This issue is more clearly explained in

  • More consistent na_values handling in read_csv · Issue #1657 · pandas-dev/pandas

That was fixed on on Aug 19, 2012 for Pandas version 0.9 in

  • BUG: more consistent na_values #1657 · pandas-dev/pandas@d9abf68

I added a ticket to add an option of some sort here:

https://github.com/pydata/pandas/issues/1450

In the meantime, result.fillna('') should do what you want

EDIT: in the development version (to be 0.8.0 final) if you specify an empty list of na_values, empty strings will stay empty strings in the result


We have a simple argument in Pandas read_csv() for this:

Use:

df = pd.read_csv('test.csv', na_filter= False)
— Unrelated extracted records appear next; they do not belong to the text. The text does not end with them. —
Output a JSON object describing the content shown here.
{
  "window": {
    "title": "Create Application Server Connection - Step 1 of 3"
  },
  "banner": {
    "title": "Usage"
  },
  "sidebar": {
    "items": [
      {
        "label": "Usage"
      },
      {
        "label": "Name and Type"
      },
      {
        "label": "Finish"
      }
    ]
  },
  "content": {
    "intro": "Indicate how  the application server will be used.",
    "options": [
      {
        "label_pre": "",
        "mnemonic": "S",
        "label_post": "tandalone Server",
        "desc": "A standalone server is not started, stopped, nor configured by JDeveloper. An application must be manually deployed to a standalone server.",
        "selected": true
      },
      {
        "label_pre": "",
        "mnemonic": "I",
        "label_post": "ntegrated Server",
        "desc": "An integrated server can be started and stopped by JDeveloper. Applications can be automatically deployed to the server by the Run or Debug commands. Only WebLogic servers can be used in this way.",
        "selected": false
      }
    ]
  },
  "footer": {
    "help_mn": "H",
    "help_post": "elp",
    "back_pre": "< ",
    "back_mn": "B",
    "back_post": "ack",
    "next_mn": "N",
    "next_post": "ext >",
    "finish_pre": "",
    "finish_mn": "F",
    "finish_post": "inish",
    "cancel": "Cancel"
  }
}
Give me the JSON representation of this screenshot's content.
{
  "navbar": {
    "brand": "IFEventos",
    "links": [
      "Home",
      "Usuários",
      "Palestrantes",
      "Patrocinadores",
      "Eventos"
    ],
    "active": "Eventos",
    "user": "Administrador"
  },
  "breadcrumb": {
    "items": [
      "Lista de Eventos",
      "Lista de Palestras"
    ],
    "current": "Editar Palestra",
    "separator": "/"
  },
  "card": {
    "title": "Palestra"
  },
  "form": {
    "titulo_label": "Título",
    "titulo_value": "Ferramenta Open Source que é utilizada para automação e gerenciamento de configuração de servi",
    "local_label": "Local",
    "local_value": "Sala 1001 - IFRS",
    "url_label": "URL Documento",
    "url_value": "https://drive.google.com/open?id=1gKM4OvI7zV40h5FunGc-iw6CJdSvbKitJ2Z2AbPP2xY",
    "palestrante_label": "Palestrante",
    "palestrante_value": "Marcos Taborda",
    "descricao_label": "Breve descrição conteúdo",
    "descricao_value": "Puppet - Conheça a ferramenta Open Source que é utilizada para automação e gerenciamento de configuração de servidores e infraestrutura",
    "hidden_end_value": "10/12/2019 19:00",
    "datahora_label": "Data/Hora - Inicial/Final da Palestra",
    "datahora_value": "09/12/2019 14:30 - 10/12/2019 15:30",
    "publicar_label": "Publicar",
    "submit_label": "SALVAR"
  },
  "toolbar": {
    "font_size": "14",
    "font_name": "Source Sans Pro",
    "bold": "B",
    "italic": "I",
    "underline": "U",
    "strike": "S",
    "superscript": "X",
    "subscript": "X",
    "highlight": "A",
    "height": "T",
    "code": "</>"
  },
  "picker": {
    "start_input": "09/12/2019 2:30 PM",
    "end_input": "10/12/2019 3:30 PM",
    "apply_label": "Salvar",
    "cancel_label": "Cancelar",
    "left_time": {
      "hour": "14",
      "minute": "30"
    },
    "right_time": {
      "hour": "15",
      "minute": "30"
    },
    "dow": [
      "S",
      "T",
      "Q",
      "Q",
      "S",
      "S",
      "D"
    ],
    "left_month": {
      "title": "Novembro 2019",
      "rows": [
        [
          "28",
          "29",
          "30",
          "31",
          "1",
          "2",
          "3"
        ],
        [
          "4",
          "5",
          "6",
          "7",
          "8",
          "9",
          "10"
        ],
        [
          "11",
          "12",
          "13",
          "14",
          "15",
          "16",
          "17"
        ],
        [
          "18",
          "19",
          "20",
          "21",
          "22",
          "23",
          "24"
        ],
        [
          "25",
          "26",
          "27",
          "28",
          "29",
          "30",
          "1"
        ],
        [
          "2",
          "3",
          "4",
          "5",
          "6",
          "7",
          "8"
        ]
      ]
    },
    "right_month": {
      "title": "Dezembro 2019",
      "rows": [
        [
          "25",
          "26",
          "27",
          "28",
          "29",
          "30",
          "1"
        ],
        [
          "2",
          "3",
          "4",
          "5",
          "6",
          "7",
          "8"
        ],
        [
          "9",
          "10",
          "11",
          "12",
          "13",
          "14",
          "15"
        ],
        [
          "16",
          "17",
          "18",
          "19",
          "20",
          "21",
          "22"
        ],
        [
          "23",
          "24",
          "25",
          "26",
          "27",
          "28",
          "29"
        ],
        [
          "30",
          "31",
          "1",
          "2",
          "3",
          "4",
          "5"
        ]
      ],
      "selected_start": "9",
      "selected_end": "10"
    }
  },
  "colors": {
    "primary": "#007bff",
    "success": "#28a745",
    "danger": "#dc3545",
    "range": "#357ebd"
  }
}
What pandas defines by default as missing value while read_csv() can be found here.

import pandas
default_missing = pandas._libs.parsers.STR_NA_VALUES
print(default_missing)

The output

{'', '<NA>', 'nan', '1.#QNAN', 'NA', 'null', 'n/a', '-nan', '1.#IND', '#N/A N/A', 'N/A', 'NULL', 'NaN', '-1.#IND', '-1.#QNAN', '#NA', '#N/A', '-NaN'}

With that you can do an opt-out.

import pandas
default_missing = pandas._libs.parsers.STR_NA_VALUES
default_missing = default_missing.remove('')
default_missing = default_missing.remove('na')

with open('test.csv', 'r') as csv_file:
    pandas.read_csv(csv_file, na_values=default_missing)